The anxiety and fear of living through a pandemic — combined with extra time stuck at home for some, and the loneliness of shelter-in-place — seem to be leading some to turn towards faith.
Not all places of worship are adapting to the times: the Bethlehem Temple Word of Faith Apostolic Church in Berkeley, for example, appears to have continued to host services that congregants attend in person at its building multiple times a week, most recently on April 2. These services are streamed online; in one sermon, Bishop Marcus Burns told congregants that many people in his circles are urging him not to host services.
“And I’m not speaking low because we don’t want the police to hear,” he said. “I’m here to tell you, we know he’ll be here.”
Berkeley police have been reaching out to places like Bethlehem Temple Church to discuss the shelter-in-place order, according to Officer Byron White of the Berkeley Police Department. No one has been fined for violating the order yet as the police hope conversations about social distancing will encourage people to voluntarily comply. Bethehem did not respond to Berkeleyside’s requests for comment.
But most houses of worship are making religious services work, albeit in new forms. Anecdotally, spiritual leaders report that attendance at many weekly online services is up, sometimes significantly. And in a time that is not just spiritually but economically challenging, many are turning towards service as a way to feel connected to others.
Bennett-Bose said that when she thinks about what Ramadan will look like when it begins at the end of the month, she hopes she can incorporate charity, and potentially provide food to people who need it.

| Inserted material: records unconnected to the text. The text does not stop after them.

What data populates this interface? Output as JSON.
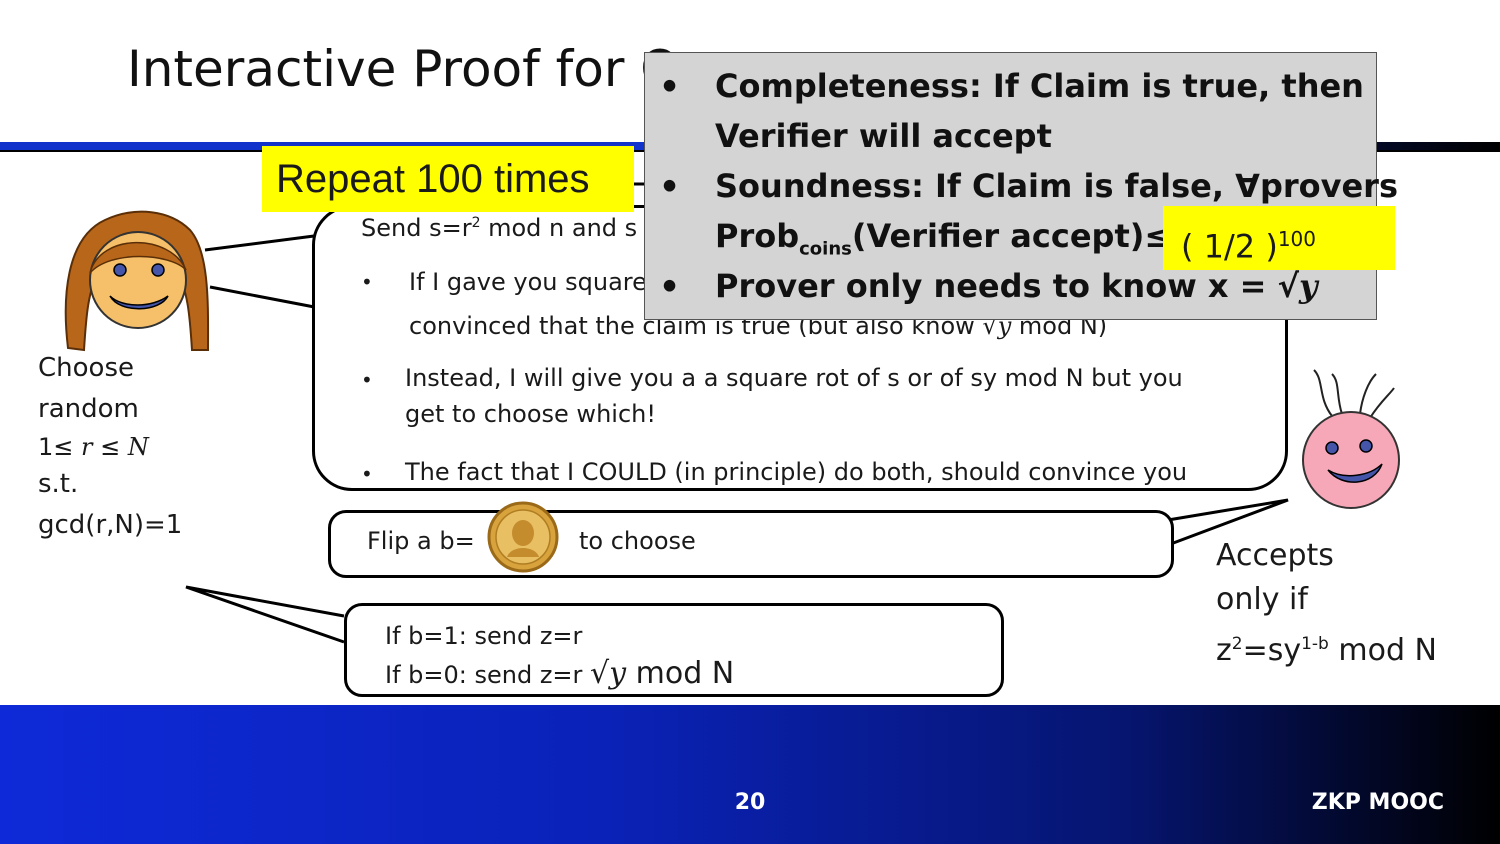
{
  "slide": {
    "title": "Interactive Proof for Q",
    "slide_number": "20",
    "course": "ZKP MOOC"
  },
  "repeat_label": "Repeat 100 times",
  "prover_bubble": {
    "line1_prefix": "Send s=r",
    "line1_sup": "2",
    "line1_suffix": " mod n and s",
    "bullet1_line1": "If I gave you square",
    "bullet1_line2": "convinced that the claim is true (but also know √",
    "bullet1_var": "y",
    "bullet1_tail": " mod N)",
    "bullet2_line1": "Instead, I will give you a  a square rot of s or of sy mod N but you",
    "bullet2_line2": "get to choose which!",
    "bullet3": "The fact that I COULD (in principle) do both, should convince you",
    "bullet_glyph": "•"
  },
  "properties_box": {
    "bullet_glyph": "•",
    "completeness_line1": "Completeness: If Claim is true, then",
    "completeness_line2": "Verifier will accept",
    "soundness_line1": "Soundness: If Claim is false, ∀provers",
    "soundness_prob": "Prob",
    "soundness_sub": "coins",
    "soundness_tail": "(Verifier accept)≤",
    "prover_knows": "Prover only needs to know x = √",
    "prover_var": "y"
  },
  "probability_highlight": {
    "base": "( 1/2 )",
    "exponent": "100"
  },
  "prover_side": {
    "choose": "Choose",
    "random": "random",
    "range_prefix": "1≤ ",
    "range_var": "r",
    "range_mid": " ≤ ",
    "range_var2": "N",
    "st": "s.t.",
    "gcd": "gcd(r,N)=1"
  },
  "challenge_bubble": {
    "prefix": "Flip a  b=",
    "suffix": "to choose"
  },
  "response_bubble": {
    "line1": "If b=1: send z=r",
    "line2_prefix": "If b=0: send z=r ",
    "line2_root": "√",
    "line2_var": "y",
    "line2_suffix": " mod N"
  },
  "verifier_side": {
    "line1": "Accepts",
    "line2": "only  if",
    "line3_prefix": "z",
    "line3_sup1": "2",
    "line3_mid": "=sy",
    "line3_sup2": "1-b",
    "line3_suffix": " mod N"
  },
  "colors": {
    "highlight": "#ffff00",
    "accent_blue": "#1133cc",
    "prover_face": "#f6c06a",
    "prover_hair": "#b8661a",
    "verifier_face": "#f7a8b8",
    "coin": "#d8a23c",
    "gray_panel": "#d4d4d4"
  }
}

Typically, mosques serve daily iftar meals — meals to break fast — for free during Ramadan.
During Ramadan, the Berkeley Masjid would typically host up to a couple of hundred people to break fast each night with food ordered from local restaurants.
Gamil Serag, one of the executive committee members of the masjid, said it was planning on providing meals on an individual basis to people who need them this year, both during Ramadan and on Friday afternoons, though there doesn’t to be a way to get around the loss of the communal aspect of sharing a meal. But Serag also emphasized the importance of forming bonds with neighboring places of worship during the pandemic. “Because we are all in the end trying to serve the communities and to be pleasing to God,” he said.

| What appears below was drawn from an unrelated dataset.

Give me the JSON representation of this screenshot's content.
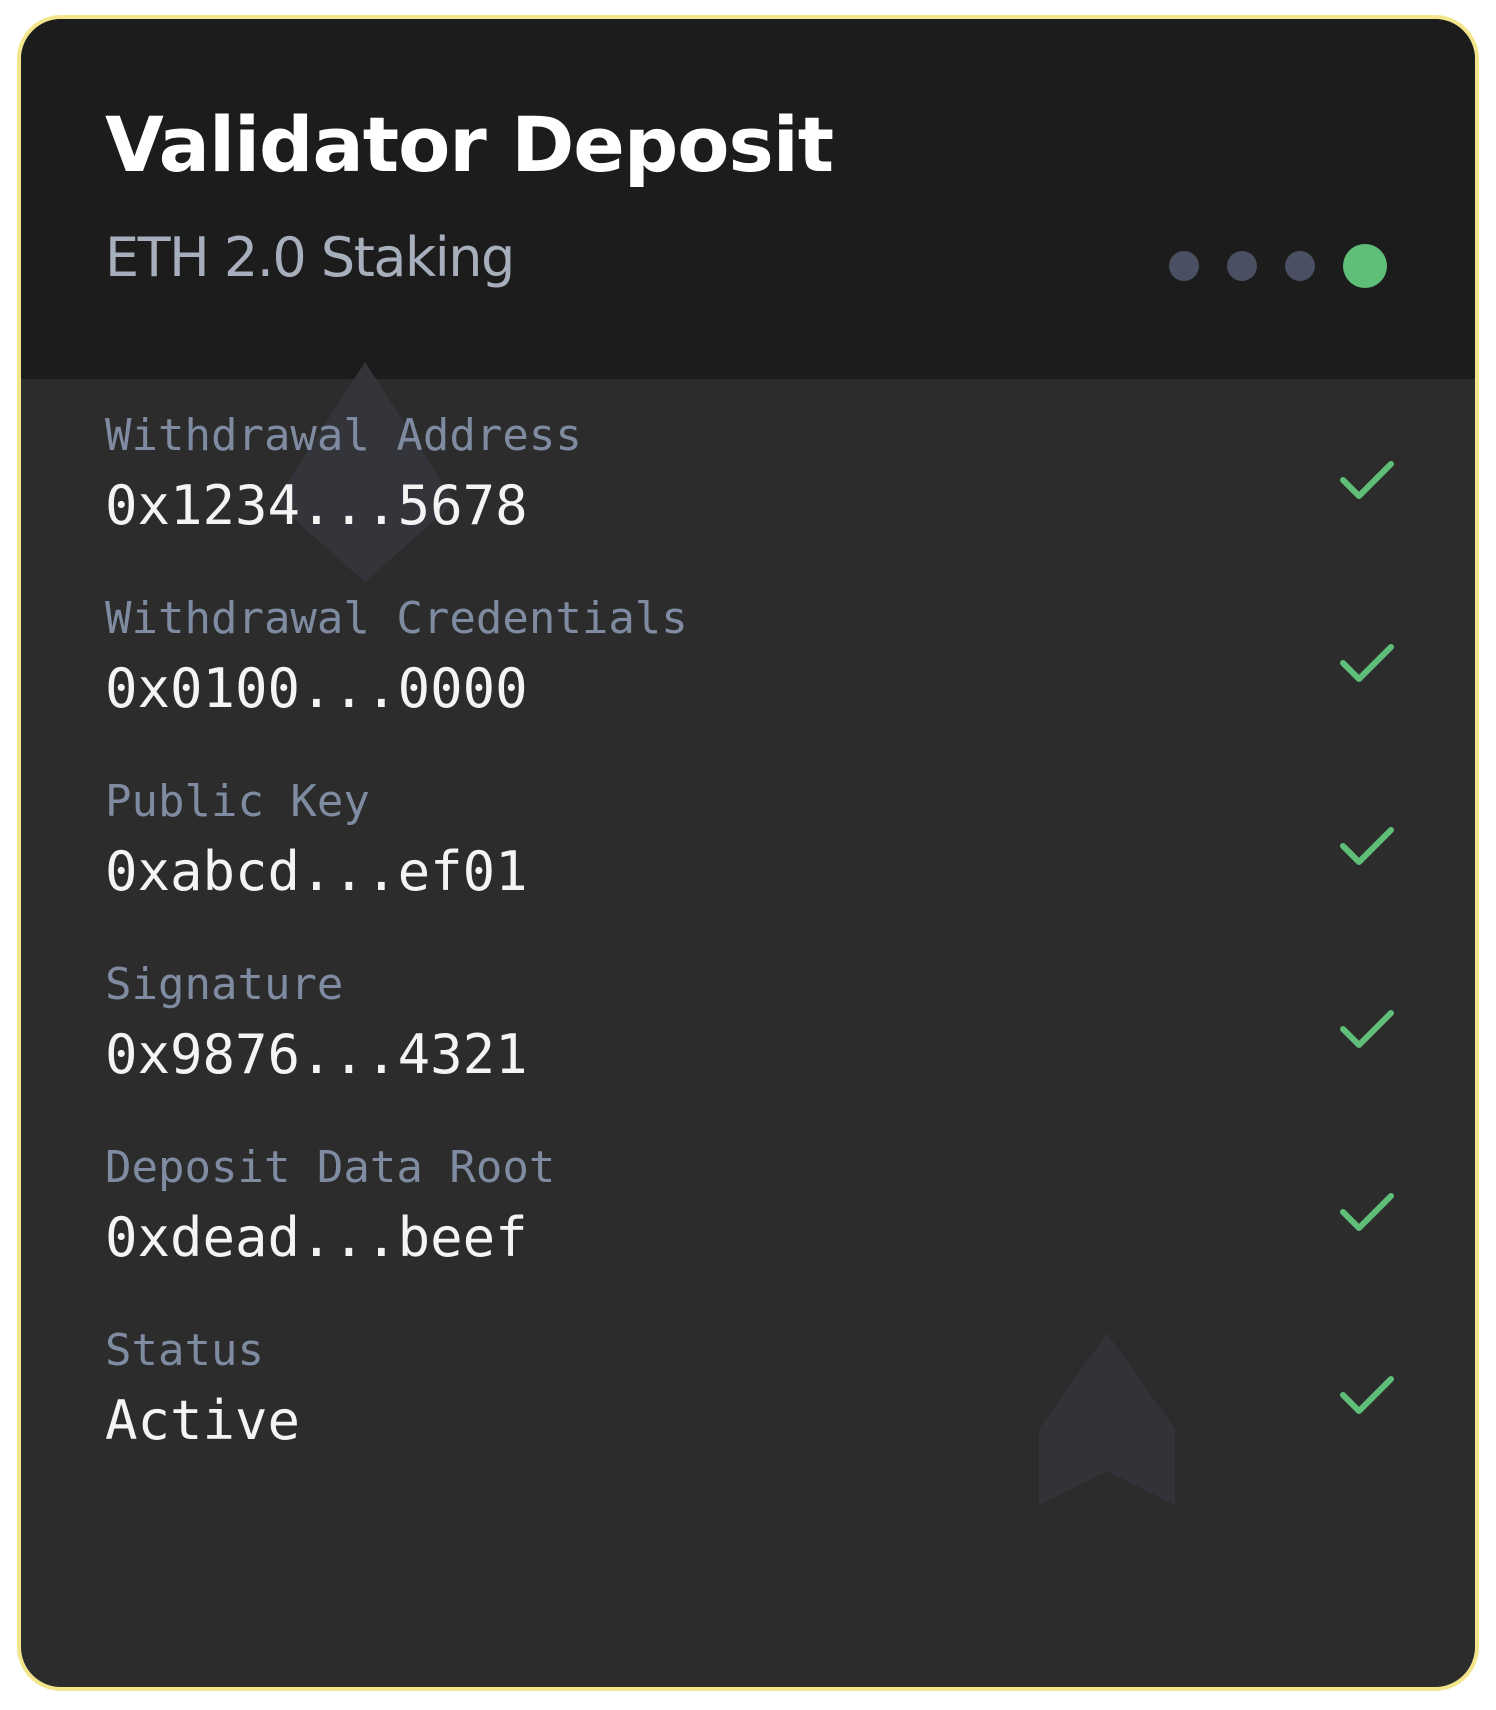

Adam Weisberg, the executive director of Urban Adamah in Berkeley, emphasized the need to resist the tendency for fear and sadness to turn to anger.
“How do I make sure that when I do go to the grocery, when somebody sneezes, instead of pulling back from them and making them feel like a pariah, I say ‘bless you’?” he said.

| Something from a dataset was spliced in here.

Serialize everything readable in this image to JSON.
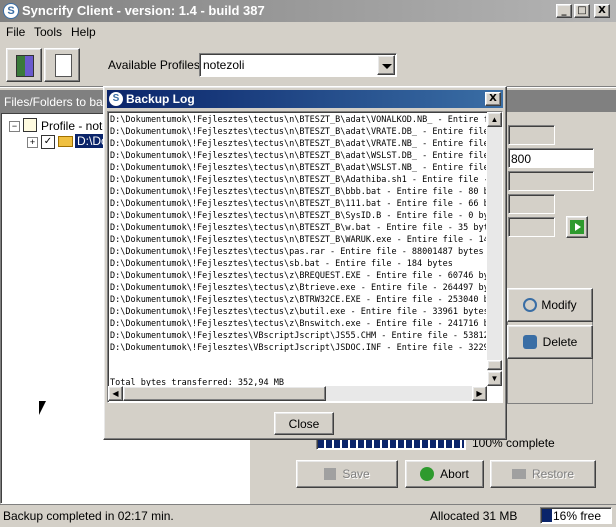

Urban Adamah usually hosts a free farm stand on Wednesdays for people experiencing food scarcity. Now, the three-person farm team — considered essential because they produce and distribute food — is distributing the produce to four Berkeley synagogues which, in turn, deliver the food to homebound seniors in their congregations.
At the McGee Avenue church, which also operates an urban garden and soup kitchen, meal service has been expanded thanks to a grant from the San Francisco Foundation. The church can now serve lunch every day and dinner twice a week. Meals are served to go, and the church’s Wednesday food pantry has moved outdoors. Facilitators take precautions with masks and gloves.
Florence Lewis, who made the Passover cake to share with her friends, also facilitates a poetry group on Shabbat afternoons. It has moved online, though it functions fairly similarly as it does in person, Lewis said. Group members read a psalm from the morning’s Torah study session, and later a modern poem translated from Hebrew or Yiddish. They discuss the poems as a group, working through their meanings together, Lewis said.
“Somehow, we figure out what’s going on, all together.”